MacroWikinomics is a nice phrase and will likely sell quite well. Its ideas, however, are shallow. There is nothing wrong with collaborative innovation but it is not at all new or completely web related. It would be nice to believe that every problem requires a given amount of resources, say 1, 10, 100 or 1000 man months. But this is not true in practice. A problem can get solved just like that, if an innovative idea comes forward. A team might be astonishingly inefficient or very efficient, depending on what happens in their group process. A huge problem might actually require an enormous amount of energy to resolve, but the exact quantity needed can seldom be determined beforehand.

Arguing against the limitless opportunities of the web sometimes feels like being against fighting climate change, aids, or corruption. In short, it is perceived as being against progress, against the politically correct, against reason itself. However, my cause is not to try to stop positive change. But naïve faith in the impossible: namely the belief that everyone we will change the world for the better simply by taking part in online collaboration surely is also damaging to the intellect, and possibly to society.

Information technology is good for many things. However, whereas IT excels at underpinning efficiency and effectiveness of relatively well framed challenges, its track record in underpinning boundless innovation in any given area is shorter, and less distinguished. We simply do not know enough. Could the web be essential to solving the world’s most pressing problems? Possibly. Could it at least help. Sure, but saying that is so trivial that one does not need to write a book about it.

Instead, what we need is a cognitive framework for what each of us can do where we are, and an awareness about what has been done by those we are surrounded by. The old phrase “on the shoulders of giants” used to mean that we all build on our ancestors. The new phrase might become “on each other’s shoulders”, but I just would not bet on it yet. It is absurd to purport an absolute faith in the wisdom of contemporaries. History shows that societies that do so, only do so at their own peril. Look at the latter parts of the Greek, Roman, British Soviet or US empires. They all became completely paralysed by the obsession with running themselves. They stopped caring about anything outside themselves. Obsessing over their own inventions, they thought themselves invincible. From this perspective, the web might be the last innovation of the West? Who knows?
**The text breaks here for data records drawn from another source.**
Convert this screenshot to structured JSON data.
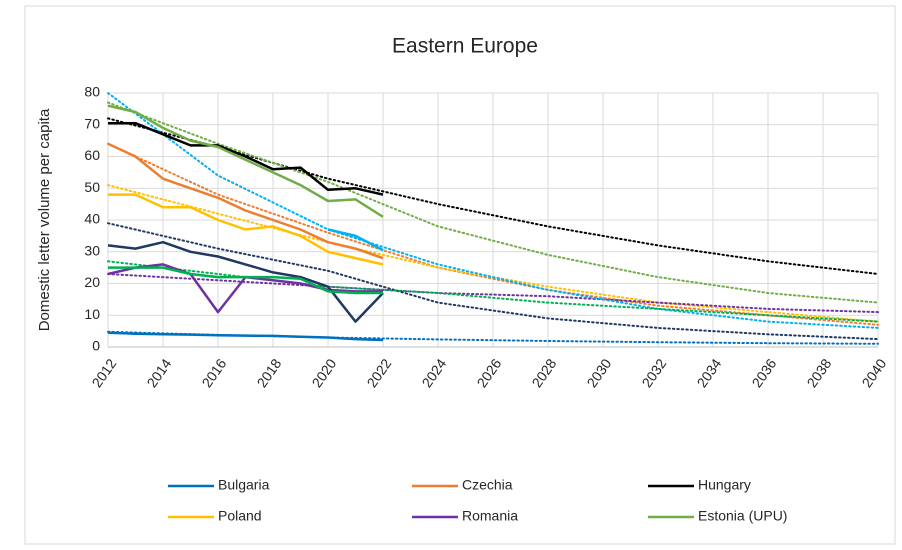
{
  "chart_data": {
    "type": "line",
    "title": "Eastern Europe",
    "y_label": "Domestic letter volume per capita",
    "x": [
      2012,
      2013,
      2014,
      2015,
      2016,
      2017,
      2018,
      2019,
      2020,
      2021,
      2022
    ],
    "xlim": [
      2012,
      2040
    ],
    "xticks": [
      2012,
      2014,
      2016,
      2018,
      2020,
      2022,
      2024,
      2026,
      2028,
      2030,
      2032,
      2034,
      2036,
      2038,
      2040
    ],
    "ylim": [
      0,
      80
    ],
    "yticks": [
      0,
      10,
      20,
      30,
      40,
      50,
      60,
      70,
      80
    ],
    "grid": true,
    "legend": "bottom",
    "series": [
      {
        "name": "Bulgaria",
        "color": "#0070c0",
        "values": [
          4.5,
          4.2,
          4,
          3.9,
          3.7,
          3.6,
          3.5,
          3.2,
          3,
          2.5,
          2.2
        ]
      },
      {
        "name": "Czechia",
        "color": "#ed7d31",
        "values": [
          64,
          60,
          53,
          50,
          47,
          43,
          40,
          37,
          33,
          31,
          28
        ]
      },
      {
        "name": "Hungary",
        "color": "#000000",
        "values": [
          70.5,
          70.5,
          67,
          63.5,
          63.5,
          60,
          56,
          56.5,
          49.5,
          50,
          48
        ]
      },
      {
        "name": "Poland",
        "color": "#ffc000",
        "values": [
          48,
          48,
          44,
          44,
          40,
          37,
          38,
          35,
          30,
          28,
          26
        ]
      },
      {
        "name": "Romania",
        "color": "#7030a0",
        "values": [
          23,
          25,
          26,
          23,
          11,
          22,
          21,
          20,
          18,
          17.5,
          17.5
        ]
      },
      {
        "name": "Estonia (UPU)",
        "color": "#70ad47",
        "values": [
          76,
          74,
          69,
          65,
          63,
          59,
          55,
          51,
          46,
          46.5,
          41
        ]
      },
      {
        "color": "#1f3864",
        "values": [
          32,
          31,
          33,
          30,
          28.5,
          26,
          23.5,
          22,
          19,
          8,
          17
        ]
      },
      {
        "color": "#00b0f0",
        "values": [
          null,
          null,
          null,
          null,
          null,
          null,
          null,
          null,
          37,
          35,
          30.5
        ]
      },
      {
        "color": "#00b050",
        "values": [
          25,
          25,
          25,
          23,
          22,
          22,
          22,
          21.5,
          17.5,
          17,
          17
        ]
      },
      {
        "color": "#0070c0",
        "style": "dotted",
        "x": [
          2012,
          2016,
          2020,
          2024,
          2028,
          2032,
          2036,
          2040
        ],
        "values": [
          4.8,
          3.8,
          3,
          2.4,
          1.9,
          1.5,
          1.2,
          1
        ]
      },
      {
        "color": "#ed7d31",
        "style": "dotted",
        "x": [
          2012,
          2016,
          2020,
          2024,
          2028,
          2032,
          2036,
          2040
        ],
        "values": [
          64,
          48,
          36,
          25,
          18,
          13,
          10,
          7
        ]
      },
      {
        "color": "#000000",
        "style": "dotted",
        "x": [
          2012,
          2016,
          2020,
          2024,
          2028,
          2032,
          2036,
          2040
        ],
        "values": [
          72,
          63,
          53,
          45,
          38,
          32,
          27,
          23
        ]
      },
      {
        "color": "#ffc000",
        "style": "dotted",
        "x": [
          2012,
          2016,
          2020,
          2024,
          2028,
          2032,
          2036,
          2040
        ],
        "values": [
          51,
          42,
          33,
          25,
          19,
          14,
          11,
          8
        ]
      },
      {
        "color": "#7030a0",
        "style": "dotted",
        "x": [
          2012,
          2016,
          2020,
          2024,
          2028,
          2032,
          2036,
          2040
        ],
        "values": [
          23,
          21,
          19,
          17,
          16,
          14,
          12,
          11
        ]
      },
      {
        "color": "#70ad47",
        "style": "dotted",
        "x": [
          2012,
          2016,
          2020,
          2024,
          2028,
          2032,
          2036,
          2040
        ],
        "values": [
          77,
          64,
          52,
          38,
          29,
          22,
          17,
          14
        ]
      },
      {
        "color": "#1f3864",
        "style": "dotted",
        "x": [
          2012,
          2016,
          2020,
          2024,
          2028,
          2032,
          2036,
          2040
        ],
        "values": [
          39,
          31,
          24,
          14,
          9,
          6,
          4,
          2.5
        ]
      },
      {
        "color": "#00b0f0",
        "style": "dotted",
        "x": [
          2012,
          2016,
          2020,
          2024,
          2028,
          2032,
          2036,
          2040
        ],
        "values": [
          80,
          54,
          37,
          26,
          18,
          12,
          8,
          6
        ]
      },
      {
        "color": "#00b050",
        "style": "dotted",
        "x": [
          2012,
          2016,
          2020,
          2024,
          2028,
          2032,
          2036,
          2040
        ],
        "values": [
          27,
          23,
          19,
          17,
          14,
          12,
          10,
          8
        ]
      }
    ]
  }
}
Mass collaboration by individuals, whether or not they are connected, co-located, know each other or not, has obvious limits related to the inefficiency and psychological complexity of masses. The old crowd psychologists, from Gustave LeBon onwards, were sceptical of the masses. Tapscott and Williams seem overly optimistic. The truth is somewhere in between. The web is a platform, a very efficient platform for innovation. However, it is not a panacea. In itself, it does not solve anything. Only humans do. Sometimes.